Bölge Adliye Mahkemesinin yukarıda belirtilen kararına karşı süresi içinde davalı-karşı davacı kadın vekili temyiz isteminde bulunmuştur.

B. Temyiz Sebepleri

Davalı-karşı davacı kadın vekili temyiz dilekçesinde özetle; kusur belirlemesi, tedbir ve yoksulluk nafakası ile maddî ve manevî tazminat taleplerinin reddi yönünden kararın bozulmasına karar verilmesini talep etmiştir.

C. Gerekçe

1. Uyuşmazlık ve Hukuki Nitelendirme

Uyuşmazlık, karşılıklı boşanma davasında kusur belirlemesinin yerinde olup olmadığı, tedbir ve yoksulluk nafakası ile maddî ve manevî tazminat şartları oluşup oluşmadığı noktasında toplanmaktadır.

2. İlgili Hukuk

6100 sayılı Hukuk Muhakemeleri Kanunu'nun (6100 sayılı Kanun) 369 uncu maddesinin birinci fıkrası ile 370 ve 371 inci maddeleri; 4721 sayılı Türk Medeni Kanunu’nun (4721 sayılı Kanun) 4 üncü ve 6 ncı maddesi, 169 uncu maddesi, 174 üncü maddesinin birinci ve ikinci fıkrası, 175 inci maddesi.

3. Değerlendirme

1.Bölge Adliye Mahkemelerinin nihai kararlarının bozulması 6100 sayılı Kanun'un 371 inci maddesinde yer alan sebeplerden birinin varlığı hâlinde mümkündür.

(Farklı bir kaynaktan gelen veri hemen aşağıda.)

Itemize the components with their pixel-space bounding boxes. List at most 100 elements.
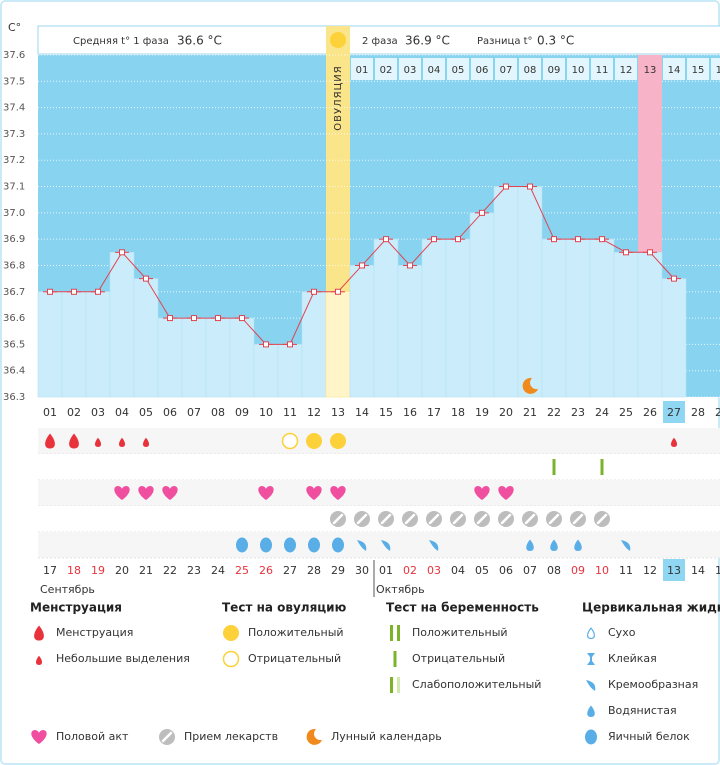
watery-shape	[574, 539, 582, 551]
y-tick-label: 37.1	[3, 182, 25, 193]
x-tick-label: 26	[643, 406, 657, 419]
med-shape	[500, 513, 512, 525]
watery-icon	[526, 539, 534, 551]
preg-neg-shape	[552, 459, 556, 475]
temp-point	[479, 209, 485, 216]
preg-weak-icon	[390, 677, 400, 693]
legend-label: Половой акт	[56, 730, 129, 743]
ovu-neg-shape	[222, 650, 240, 668]
x-tick-label: 22	[547, 406, 561, 419]
date-label: 15	[715, 564, 720, 577]
date-label: 29	[331, 564, 345, 577]
watery-shape	[526, 539, 534, 551]
med-icon	[570, 511, 586, 527]
x-tick-label: 28	[691, 406, 705, 419]
x-tick-label: 13	[331, 406, 345, 419]
temp-bar	[469, 212, 495, 398]
sex-shape	[258, 486, 274, 500]
creamy-shape	[586, 680, 596, 691]
menses-icon	[45, 433, 55, 449]
event-row	[38, 532, 720, 558]
temp-point	[215, 315, 221, 322]
eggwhite-shape	[236, 537, 248, 553]
x-tick-label: 17	[427, 406, 441, 419]
legend-label: Отрицательный	[412, 652, 505, 665]
spotting-shape	[119, 437, 125, 447]
preg-pos-icon	[390, 625, 400, 641]
temp-bar	[85, 291, 111, 398]
preg-pos-shape	[397, 625, 400, 641]
sex-shape	[498, 486, 514, 500]
temp-bar	[277, 344, 303, 398]
med-icon	[474, 511, 490, 527]
preg-neg-shape	[600, 459, 604, 475]
med-icon	[402, 511, 418, 527]
legend-label: Сухо	[608, 626, 636, 639]
temp-point	[503, 183, 509, 190]
post-ovulation-cell	[663, 58, 685, 80]
post-ovulation-cell	[471, 58, 493, 80]
x-tick-label: 10	[259, 406, 273, 419]
temp-bar	[205, 317, 231, 398]
temp-point	[575, 236, 581, 243]
x-tick-label: 29	[715, 406, 720, 419]
legend-title: Цервикальная жидкость	[582, 601, 720, 615]
ovu-pos-shape	[330, 433, 346, 449]
date-label: 02	[403, 564, 417, 577]
moon-icon	[522, 377, 538, 394]
eggwhite-shape	[284, 537, 296, 553]
creamy-shape	[381, 540, 391, 551]
sex-icon	[474, 486, 490, 500]
event-row	[38, 454, 720, 480]
post-ovulation-cell	[543, 58, 565, 80]
today-cell	[663, 559, 685, 581]
eggwhite-icon	[308, 537, 320, 553]
temp-point	[431, 236, 437, 243]
post-ovulation-day: 02	[380, 65, 393, 76]
temp-point	[335, 288, 341, 295]
sex-icon	[31, 730, 47, 744]
date-label: 24	[211, 564, 225, 577]
temp-bar	[445, 238, 471, 398]
temp-point	[239, 315, 245, 322]
menses-icon	[69, 433, 79, 449]
preg-neg-icon	[600, 459, 604, 475]
temp-bar	[37, 291, 63, 398]
post-ovulation-cell	[423, 58, 445, 80]
legend-title: Тест на овуляцию	[222, 601, 347, 615]
ovu-pos-shape	[306, 433, 322, 449]
temp-point	[167, 315, 173, 322]
date-label: 09	[571, 564, 585, 577]
date-label: 17	[43, 564, 57, 577]
med-icon	[354, 511, 370, 527]
temp-bar	[589, 238, 615, 398]
y-tick-label: 36.3	[3, 392, 25, 403]
temp-point	[95, 288, 101, 295]
menses-icon	[34, 625, 44, 641]
post-ovulation-cell	[375, 58, 397, 80]
y-tick-label: 36.9	[3, 234, 25, 245]
temp-bar	[133, 278, 159, 398]
eggwhite-icon	[284, 537, 296, 553]
x-tick-label: 06	[163, 406, 177, 419]
post-ovulation-day: 10	[572, 65, 585, 76]
sex-shape	[306, 486, 322, 500]
med-shape	[524, 513, 536, 525]
x-tick-label: 19	[475, 406, 489, 419]
moon-shape	[522, 377, 538, 394]
post-ovulation-cell	[711, 58, 720, 80]
x-tick-label: 15	[379, 406, 393, 419]
post-ovulation-cell	[495, 58, 517, 80]
sex-icon	[138, 486, 154, 500]
temp-point	[311, 288, 317, 295]
date-label: 11	[619, 564, 633, 577]
date-label: 23	[187, 564, 201, 577]
x-tick-label: 04	[115, 406, 129, 419]
temp-point	[263, 341, 269, 348]
temp-bar	[637, 252, 663, 398]
temp-bar	[613, 252, 639, 398]
x-tick-label: 16	[403, 406, 417, 419]
med-shape	[332, 513, 344, 525]
date-label: 06	[499, 564, 513, 577]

2.Temyizen incelenen karar, tarafların karşılıklı iddia ve savunmalarına, dayandıkları belgelere, uyuşmazlığa uygulanması gereken hukuk kuralları ile hukuki ilişkinin nitelendirilmesine, dava şartlarına, yargılama ve ispat kuralları ile kararda belirtilen gerekçelere göre usul ve kanuna uygun olup davalı-karşı davacı kadın vekilince temyiz dilekçesinde ileri sürülen nedenler kararın bozulmasını gerektirecek nitelikte görülmemiştir.

VI. KARAR

Açıklanan sebeplerle;

Temyiz olunan Bölge Adliye Mahkemesi kararının 6100 sayılı Kanun'un 370 inci maddesinin birinci fıkrası uyarınca ONANMASINA,

Aşağıda yazılı temyiz giderinin temyiz edene yükletilmesine,

Dosyanın İlk Derece Mahkemesine, kararın bir örneğinin Bölge Adliye Mahkemesine gönderilmesine,16.05.2024 tarihinde oy birliğiyle karar verildi.